Trend Micro seemed to discount the threat, mentioning that it could pose a new level of risk to users who use images to store valuable information instead of text. However, other than that warning and observation, there was little more to note. Trend named the malware PixSteal and added it to their detection network.

McAfee on the other hand, thinks that there is more to image thief than first imagined. The FTP server that was hosting the harvested data was shutdown on Tuesday, leading them to examine the code further.

“We suspect this malware is in its first stage of development for information theft, and we expect it to return as a more sophisticated attack,” McAfee’s Niranjan Jayanand noted. “The stolen image files could be used for blackmailing the victims and demanding a ransom…We also suspect the attackers would like to learn about vulnerabilities on the victims’ machines; perhaps that is why they are looking for .dmp files, which carry data ‘dumped’ from a program’s memory space. They are often created when a program has an error in coding and crashes.”

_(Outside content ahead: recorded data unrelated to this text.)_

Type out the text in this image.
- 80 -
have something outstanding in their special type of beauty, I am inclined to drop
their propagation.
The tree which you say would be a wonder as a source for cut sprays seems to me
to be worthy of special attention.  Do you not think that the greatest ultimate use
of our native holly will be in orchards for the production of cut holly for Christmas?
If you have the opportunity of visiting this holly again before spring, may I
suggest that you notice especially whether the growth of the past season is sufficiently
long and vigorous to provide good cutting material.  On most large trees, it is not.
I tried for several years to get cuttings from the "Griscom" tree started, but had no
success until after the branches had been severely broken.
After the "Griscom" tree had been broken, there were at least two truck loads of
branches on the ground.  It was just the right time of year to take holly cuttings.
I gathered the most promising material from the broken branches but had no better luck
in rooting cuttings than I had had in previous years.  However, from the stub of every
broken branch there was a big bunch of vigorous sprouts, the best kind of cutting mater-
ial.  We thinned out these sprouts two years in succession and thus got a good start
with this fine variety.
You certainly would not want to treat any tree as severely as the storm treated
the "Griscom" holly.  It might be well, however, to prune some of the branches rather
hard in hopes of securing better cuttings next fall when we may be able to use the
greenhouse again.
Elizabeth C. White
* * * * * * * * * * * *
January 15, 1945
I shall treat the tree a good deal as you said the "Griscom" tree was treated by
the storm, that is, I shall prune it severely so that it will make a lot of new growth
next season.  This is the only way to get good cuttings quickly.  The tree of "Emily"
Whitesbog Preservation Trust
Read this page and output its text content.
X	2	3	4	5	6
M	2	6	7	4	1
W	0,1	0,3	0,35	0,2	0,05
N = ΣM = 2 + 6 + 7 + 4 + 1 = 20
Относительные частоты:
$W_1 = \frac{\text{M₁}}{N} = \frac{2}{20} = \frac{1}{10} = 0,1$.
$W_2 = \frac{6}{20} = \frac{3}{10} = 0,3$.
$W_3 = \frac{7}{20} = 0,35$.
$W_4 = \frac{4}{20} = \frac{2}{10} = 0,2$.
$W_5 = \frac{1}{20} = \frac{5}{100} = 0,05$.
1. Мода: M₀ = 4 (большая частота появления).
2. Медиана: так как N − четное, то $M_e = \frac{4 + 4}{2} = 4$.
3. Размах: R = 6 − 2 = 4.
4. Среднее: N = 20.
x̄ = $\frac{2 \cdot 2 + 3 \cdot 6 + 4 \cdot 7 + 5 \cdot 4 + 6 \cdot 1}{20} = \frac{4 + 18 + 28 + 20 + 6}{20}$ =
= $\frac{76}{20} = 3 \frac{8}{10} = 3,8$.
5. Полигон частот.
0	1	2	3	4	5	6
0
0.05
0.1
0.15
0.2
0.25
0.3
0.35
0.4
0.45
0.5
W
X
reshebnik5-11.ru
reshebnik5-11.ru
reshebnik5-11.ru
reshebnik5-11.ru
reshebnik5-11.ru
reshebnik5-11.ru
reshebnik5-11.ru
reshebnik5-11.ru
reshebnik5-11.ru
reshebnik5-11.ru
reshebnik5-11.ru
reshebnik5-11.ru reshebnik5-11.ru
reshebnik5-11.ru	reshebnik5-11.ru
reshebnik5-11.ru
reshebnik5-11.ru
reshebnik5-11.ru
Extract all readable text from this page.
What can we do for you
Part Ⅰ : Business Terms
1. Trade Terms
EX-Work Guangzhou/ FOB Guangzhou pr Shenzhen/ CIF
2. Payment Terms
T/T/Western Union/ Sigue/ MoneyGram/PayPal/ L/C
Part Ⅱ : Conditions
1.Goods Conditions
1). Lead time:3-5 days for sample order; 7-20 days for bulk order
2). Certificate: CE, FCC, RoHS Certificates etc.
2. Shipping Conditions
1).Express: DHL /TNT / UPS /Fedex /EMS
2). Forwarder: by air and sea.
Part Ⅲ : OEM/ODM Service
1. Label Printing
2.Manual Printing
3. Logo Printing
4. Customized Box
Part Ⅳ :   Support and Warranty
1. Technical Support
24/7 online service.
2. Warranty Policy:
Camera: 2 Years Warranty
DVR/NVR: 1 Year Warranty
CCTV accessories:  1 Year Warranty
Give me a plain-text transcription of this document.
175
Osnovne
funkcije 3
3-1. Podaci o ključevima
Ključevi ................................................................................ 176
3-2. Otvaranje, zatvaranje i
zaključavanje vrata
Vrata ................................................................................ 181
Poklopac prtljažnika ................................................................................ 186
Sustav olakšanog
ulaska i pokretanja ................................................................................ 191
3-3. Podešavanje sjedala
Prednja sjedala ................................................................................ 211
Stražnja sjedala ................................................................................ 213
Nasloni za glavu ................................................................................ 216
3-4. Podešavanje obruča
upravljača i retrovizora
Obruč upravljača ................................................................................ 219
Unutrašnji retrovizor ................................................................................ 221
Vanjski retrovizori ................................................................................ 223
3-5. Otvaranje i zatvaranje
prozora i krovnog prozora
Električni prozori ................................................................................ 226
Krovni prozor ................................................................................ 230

However, it could also be that the malware’s authors made a mistake. Instead of looking for DMP files, they may have intended to harvest another image type: Bitmaps or BMP. If this isn’t the case though, then administrators and users need to be mindful.

“This malware can evolve with more sophisticated code and cause more harm. Since 2008, we have seen image files carrying embedded image files within,” McAfee warned. “Malware authors sometimes hide their commands behind an image file using steganography. We advise our customers to pay extra attention when they save any file type while online and to keep their antimalware software updated.”